At one point we ended up in the Seattle Center fair grounds. The city was in the middle of a harsh, dry cold snap, and the fountains were all frozen solid so we picked a nice big one and spent several hours skating around on the ice in our sneakers. I remember breaking through the ice a couple of times and getting wet. It was well below freezing out, but the combination of the beer and the junk food and the exercise-- and being 12 --kept me pretty warm.
Eventually the sun came up and we headed back to Billy's place. His parents were still up when we got there, but the house was otherwise empty. We were all in a pretty good mood and Billy wanted to show me and Leon his Intellivision, so we sat down in the living room and started playing B-17 Bomber and Billy's dad told him to take the trash out and Billy said, "Okay, just a second. I'm almost done with this part."

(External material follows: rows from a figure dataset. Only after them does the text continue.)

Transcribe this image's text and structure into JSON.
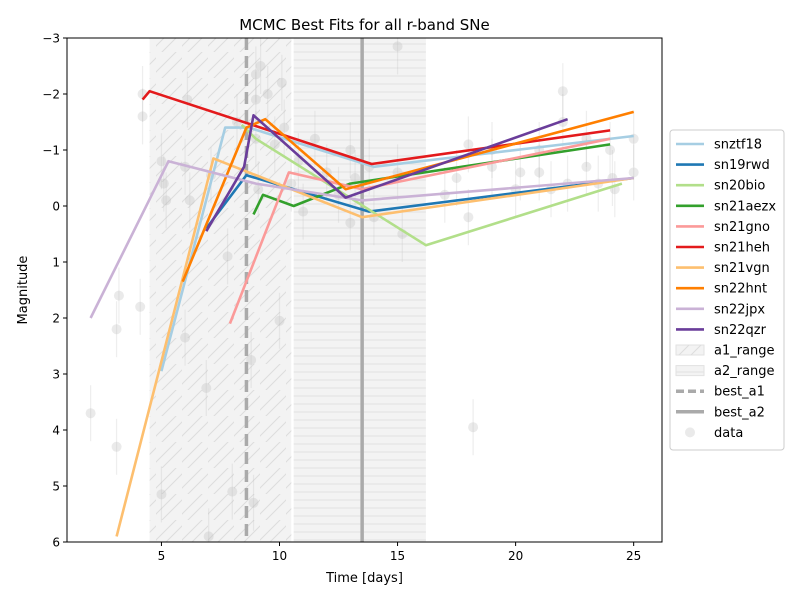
{
  "chart_data": {
    "type": "line",
    "title": "MCMC Best Fits for all r-band SNe",
    "xlabel": "Time [days]",
    "ylabel": "Magnitude",
    "xlim": [
      1,
      26.2
    ],
    "ylim": [
      6,
      -3
    ],
    "y_inverted": true,
    "grid": false,
    "legend_position": "outside-right",
    "x_ticks": [
      5,
      10,
      15,
      20,
      25
    ],
    "y_ticks": [
      -3,
      -2,
      -1,
      0,
      1,
      2,
      3,
      4,
      5,
      6
    ],
    "x_tick_labels": [
      "5",
      "10",
      "15",
      "20",
      "25"
    ],
    "y_tick_labels": [
      "−3",
      "−2",
      "−1",
      "0",
      "1",
      "2",
      "3",
      "4",
      "5",
      "6"
    ],
    "series": [
      {
        "name": "snztf18",
        "color": "#a6cee3",
        "x": [
          5.0,
          7.7,
          8.7,
          14.0,
          25.0
        ],
        "y": [
          2.95,
          -1.4,
          -1.4,
          -0.7,
          -1.25
        ]
      },
      {
        "name": "sn19rwd",
        "color": "#1f78b4",
        "x": [
          6.9,
          8.6,
          13.8,
          25.0
        ],
        "y": [
          0.4,
          -0.55,
          0.1,
          -0.5
        ]
      },
      {
        "name": "sn20bio",
        "color": "#b2df8a",
        "x": [
          8.4,
          9.0,
          16.2,
          24.5
        ],
        "y": [
          -1.45,
          -1.2,
          0.7,
          -0.4
        ]
      },
      {
        "name": "sn21aezx",
        "color": "#33a02c",
        "x": [
          8.9,
          9.3,
          10.6,
          13.0,
          24.0
        ],
        "y": [
          0.15,
          -0.2,
          0.0,
          -0.4,
          -1.1
        ]
      },
      {
        "name": "sn21gno",
        "color": "#fb9a99",
        "x": [
          7.9,
          10.4,
          13.5,
          24.0
        ],
        "y": [
          2.1,
          -0.6,
          -0.3,
          -1.2
        ]
      },
      {
        "name": "sn21heh",
        "color": "#e31a1c",
        "x": [
          4.2,
          4.5,
          13.9,
          24.0
        ],
        "y": [
          -1.9,
          -2.05,
          -0.75,
          -1.35
        ]
      },
      {
        "name": "sn21vgn",
        "color": "#fdbf6f",
        "x": [
          3.1,
          7.2,
          13.5,
          25.0
        ],
        "y": [
          5.9,
          -0.85,
          0.2,
          -0.5
        ]
      },
      {
        "name": "sn22hnt",
        "color": "#ff7f00",
        "x": [
          5.9,
          8.6,
          9.4,
          12.8,
          25.0
        ],
        "y": [
          1.35,
          -1.4,
          -1.55,
          -0.3,
          -1.68
        ]
      },
      {
        "name": "sn22jpx",
        "color": "#cab2d6",
        "x": [
          2.0,
          5.3,
          9.0,
          13.5,
          25.0
        ],
        "y": [
          2.0,
          -0.8,
          -0.4,
          -0.1,
          -0.5
        ]
      },
      {
        "name": "sn22qzr",
        "color": "#6a3d9a",
        "x": [
          6.9,
          8.5,
          8.9,
          12.8,
          22.2
        ],
        "y": [
          0.45,
          -0.7,
          -1.62,
          -0.15,
          -1.55
        ]
      }
    ],
    "regions": [
      {
        "name": "a1_range",
        "x": [
          4.5,
          10.5
        ],
        "color": "#d8d8d8",
        "hatch": "/"
      },
      {
        "name": "a2_range",
        "x": [
          10.6,
          16.2
        ],
        "color": "#d8d8d8",
        "hatch": "-"
      }
    ],
    "vlines": [
      {
        "name": "best_a1",
        "x": 8.6,
        "color": "#aaaaaa",
        "style": "dashed"
      },
      {
        "name": "best_a2",
        "x": 13.5,
        "color": "#aaaaaa",
        "style": "solid"
      }
    ],
    "data_points": {
      "name": "data",
      "color": "#bbbbbb",
      "x": [
        2.0,
        3.1,
        3.1,
        3.2,
        4.1,
        4.2,
        4.2,
        5.0,
        5.0,
        5.1,
        5.2,
        6.0,
        6.0,
        6.1,
        6.2,
        6.9,
        7.0,
        7.1,
        7.8,
        8.0,
        8.2,
        8.8,
        8.9,
        9.0,
        9.0,
        9.0,
        9.1,
        9.2,
        9.5,
        9.8,
        10.0,
        10.1,
        10.2,
        10.5,
        10.8,
        11.0,
        11.5,
        12.0,
        12.5,
        13.0,
        13.0,
        13.2,
        13.8,
        14.0,
        15.0,
        15.0,
        15.2,
        17.0,
        17.5,
        18.0,
        18.0,
        18.2,
        19.0,
        19.0,
        20.0,
        20.2,
        21.0,
        21.0,
        21.5,
        22.0,
        22.0,
        22.2,
        23.0,
        23.0,
        23.5,
        24.0,
        24.1,
        24.2,
        25.0,
        25.0
      ],
      "y": [
        3.7,
        4.3,
        2.2,
        1.6,
        1.8,
        -1.6,
        -2.0,
        -0.8,
        5.15,
        -0.4,
        -0.1,
        2.35,
        -0.7,
        -1.9,
        -0.1,
        3.25,
        5.9,
        -0.55,
        0.9,
        5.1,
        -1.5,
        2.75,
        5.3,
        -2.35,
        -1.9,
        -1.2,
        -0.3,
        -2.5,
        -2.0,
        -1.1,
        2.05,
        -2.2,
        -1.4,
        -0.4,
        -0.8,
        0.1,
        -1.2,
        -0.6,
        -0.2,
        -1.0,
        0.3,
        -0.5,
        -0.7,
        0.2,
        -2.85,
        -0.6,
        0.5,
        -0.2,
        -0.5,
        -1.1,
        0.2,
        3.95,
        -1.0,
        -0.7,
        -0.3,
        -0.6,
        -1.0,
        -0.6,
        -0.3,
        -2.05,
        -1.5,
        -0.4,
        -1.2,
        -0.7,
        -0.4,
        -1.0,
        -0.5,
        -0.3,
        -0.6,
        -1.2
      ]
    }
  }
}
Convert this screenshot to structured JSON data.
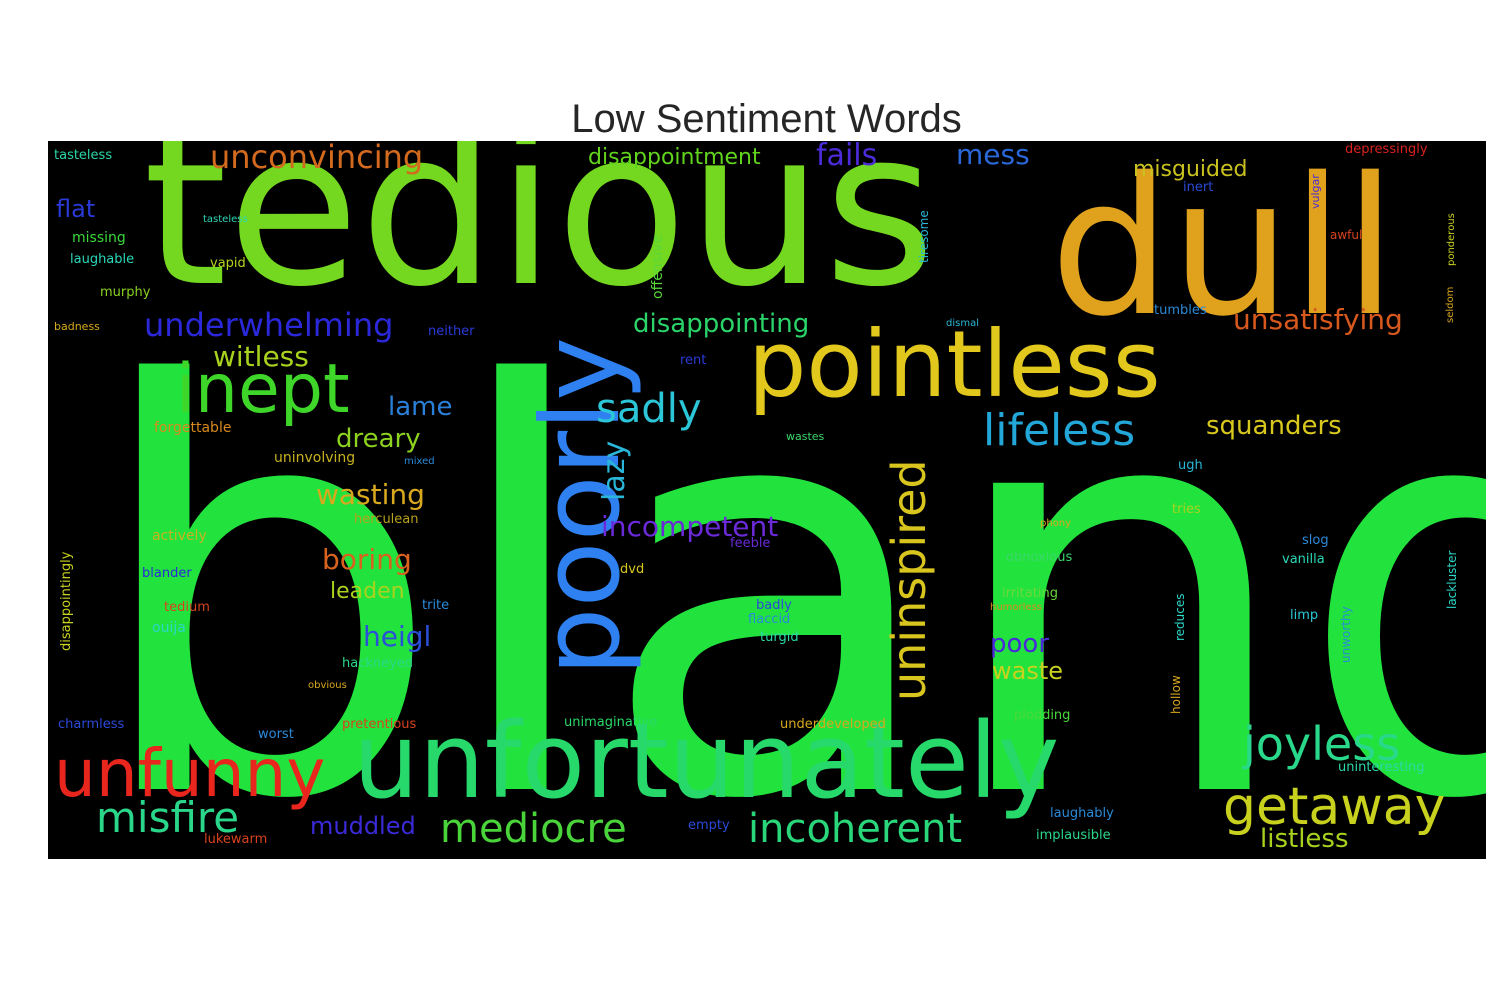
{
  "title": "Low Sentiment Words",
  "words": [
    {
      "text": "bland",
      "color": "#22e33d"
    },
    {
      "text": "tedious",
      "color": "#73d81f"
    },
    {
      "text": "dull",
      "color": "#e0a21d"
    },
    {
      "text": "pointless",
      "color": "#e2c81c"
    },
    {
      "text": "unfortunately",
      "color": "#26d96a"
    },
    {
      "text": "poorly",
      "color": "#2f80f0"
    },
    {
      "text": "inept",
      "color": "#3fd62a"
    },
    {
      "text": "unfunny",
      "color": "#e8261e"
    },
    {
      "text": "getaway",
      "color": "#c9d11f"
    },
    {
      "text": "joyless",
      "color": "#29d88a"
    },
    {
      "text": "uninspired",
      "color": "#d8c51e"
    },
    {
      "text": "lifeless",
      "color": "#22a7d8"
    },
    {
      "text": "sadly",
      "color": "#2bc6d8"
    },
    {
      "text": "mediocre",
      "color": "#49d43a"
    },
    {
      "text": "incoherent",
      "color": "#2ad67a"
    },
    {
      "text": "misfire",
      "color": "#2ad78a"
    },
    {
      "text": "underwhelming",
      "color": "#2a28d8"
    },
    {
      "text": "unconvincing",
      "color": "#d46a1e"
    },
    {
      "text": "disappointment",
      "color": "#62d41d"
    },
    {
      "text": "fails",
      "color": "#4c2bd8"
    },
    {
      "text": "mess",
      "color": "#2a67d8"
    },
    {
      "text": "misguided",
      "color": "#c9c21e"
    },
    {
      "text": "unsatisfying",
      "color": "#d8591e"
    },
    {
      "text": "disappointing",
      "color": "#2ad46a"
    },
    {
      "text": "witless",
      "color": "#a8d21e"
    },
    {
      "text": "lame",
      "color": "#2a80d8"
    },
    {
      "text": "dreary",
      "color": "#8cd21e"
    },
    {
      "text": "wasting",
      "color": "#d8a81e"
    },
    {
      "text": "boring",
      "color": "#d8621e"
    },
    {
      "text": "leaden",
      "color": "#a9d21e"
    },
    {
      "text": "heigl",
      "color": "#2a50d8"
    },
    {
      "text": "muddled",
      "color": "#3a2ad8"
    },
    {
      "text": "incompetent",
      "color": "#6a2ad8"
    },
    {
      "text": "lazy",
      "color": "#2ab6d8"
    },
    {
      "text": "squanders",
      "color": "#d8c81e"
    },
    {
      "text": "poor",
      "color": "#4a2ad8"
    },
    {
      "text": "waste",
      "color": "#c8d21e"
    },
    {
      "text": "listless",
      "color": "#a8d21e"
    },
    {
      "text": "flat",
      "color": "#2a3ad8"
    },
    {
      "text": "tasteless",
      "color": "#2ad8a8"
    },
    {
      "text": "missing",
      "color": "#3ad83a"
    },
    {
      "text": "laughable",
      "color": "#2ad8b8"
    },
    {
      "text": "vapid",
      "color": "#b8d21e"
    },
    {
      "text": "murphy",
      "color": "#8ad21e"
    },
    {
      "text": "neither",
      "color": "#2a3ad8"
    },
    {
      "text": "forgettable",
      "color": "#d88a1e"
    },
    {
      "text": "uninvolving",
      "color": "#c8b21e"
    },
    {
      "text": "mixed",
      "color": "#2a8ad8"
    },
    {
      "text": "actively",
      "color": "#c8b21e"
    },
    {
      "text": "herculean",
      "color": "#b8a21e"
    },
    {
      "text": "blander",
      "color": "#2a2ad8"
    },
    {
      "text": "tedium",
      "color": "#d8421e"
    },
    {
      "text": "ouija",
      "color": "#2ad8c8"
    },
    {
      "text": "hackneyed",
      "color": "#2ad88a"
    },
    {
      "text": "trite",
      "color": "#2a8ad8"
    },
    {
      "text": "charmless",
      "color": "#2a4ad8"
    },
    {
      "text": "worst",
      "color": "#2a8ad8"
    },
    {
      "text": "pretentious",
      "color": "#d8421e"
    },
    {
      "text": "unimaginative",
      "color": "#2ad86a"
    },
    {
      "text": "underdeveloped",
      "color": "#d8a81e"
    },
    {
      "text": "lukewarm",
      "color": "#d8421e"
    },
    {
      "text": "empty",
      "color": "#2a4ad8"
    },
    {
      "text": "implausible",
      "color": "#2ad88a"
    },
    {
      "text": "laughably",
      "color": "#2a8ad8"
    },
    {
      "text": "uninteresting",
      "color": "#2ad8a8"
    },
    {
      "text": "ugh",
      "color": "#2ab8d8"
    },
    {
      "text": "tries",
      "color": "#a8d21e"
    },
    {
      "text": "phony",
      "color": "#d8a81e"
    },
    {
      "text": "obnoxious",
      "color": "#3ad86a"
    },
    {
      "text": "irritating",
      "color": "#6ad83a"
    },
    {
      "text": "humorless",
      "color": "#d88a1e"
    },
    {
      "text": "vanilla",
      "color": "#2ad8b8"
    },
    {
      "text": "limp",
      "color": "#2ac8d8"
    },
    {
      "text": "slog",
      "color": "#2a8ad8"
    },
    {
      "text": "badly",
      "color": "#2a4ad8"
    },
    {
      "text": "flaccid",
      "color": "#2a8ad8"
    },
    {
      "text": "turgid",
      "color": "#2ad8a8"
    },
    {
      "text": "dvd",
      "color": "#d8c81e"
    },
    {
      "text": "feeble",
      "color": "#6a2ad8"
    },
    {
      "text": "plodding",
      "color": "#4ad83a"
    },
    {
      "text": "dismal",
      "color": "#2ab8d8"
    },
    {
      "text": "tumbles",
      "color": "#2a8ad8"
    },
    {
      "text": "rent",
      "color": "#2a3ad8"
    },
    {
      "text": "wastes",
      "color": "#3ad86a"
    },
    {
      "text": "awful",
      "color": "#d8421e"
    },
    {
      "text": "depressingly",
      "color": "#d8221e"
    },
    {
      "text": "inert",
      "color": "#2a4ad8"
    },
    {
      "text": "sinks",
      "color": "#d86a1e"
    },
    {
      "text": "vulgar",
      "color": "#4a2ad8"
    },
    {
      "text": "seldom",
      "color": "#d8a81e"
    },
    {
      "text": "offensive",
      "color": "#5ad83a"
    },
    {
      "text": "tiresome",
      "color": "#2ab8d8"
    },
    {
      "text": "ponderous",
      "color": "#c8d21e"
    },
    {
      "text": "tasteless",
      "color": "#2ad8b8"
    },
    {
      "text": "lackluster",
      "color": "#2ad8c8"
    },
    {
      "text": "unworthy",
      "color": "#2a8ad8"
    },
    {
      "text": "hollow",
      "color": "#d8a81e"
    },
    {
      "text": "reduces",
      "color": "#2ad8c8"
    },
    {
      "text": "disappointingly",
      "color": "#c8d21e"
    },
    {
      "text": "obvious",
      "color": "#d8a81e"
    },
    {
      "text": "badness",
      "color": "#d8a81e"
    }
  ]
}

And Billy's dad just smacked the shit out of Billy. One solid hit to the side of the head.
Now, my dad used to hit me. But he was a little guy, and he didn't start trying to hit me in the face or head until I was in high school. When I was a smaller kid he tended to throw me around; he'd throw me into walls and stuff. Sometimes he kicked me. But, to reiterate, he wasn't very big. He wasn't very strong. He was wiry. And there was always a build-up. I could see it coming with my dad. So this thing with Billy really startled me; not just the suddenness, but the power. Billy's dad wasn't very tall, but he was heavy and he knew how to hit. Billy was sitting cross-legged when his dad hit him, and he went over sideways, hard. His cap when flying. And we all got quiet, but Billy's dad just kept walking over to the couch. He barely seemed to notice he'd done it.
And I remember being impressed that Billy didn't cry or anything. He just took a second to compose himself. Then he stood up and went to the kitchen to take out the garbage. His face was hot and red, but he wasn't scared. He wasn't hurt. He was just mad, and embarrassed.
I talk a lot about being white trash and, compared to a lot of people, I'm white trash as a motherfucker. But I knew right then, when I was 12, watching Billy and his dad, that there's white trash and there's white motherfucking trash. Where I came from-- where my friends came from, with their tennis ball bombs and their apple bongs --that was a whole other kind of white trash. That was poor and ignorant, and poor and ignorant was different from... whatever Billy and his family were.
It was cold enough to freeze water in Seattle? Did the city shut down and declare martial law?
I keed, as an about-to-be eastern Washingtonian. The locals have been telling me about the Seattlites and their temperature hyper-sensitivity.
And B-17 Bomber - holy crap, that's reeling in the years there. I can't get that trembling "bombs away!" voice out of my head. (Yes, I had it good - we had the voice module). Flak!!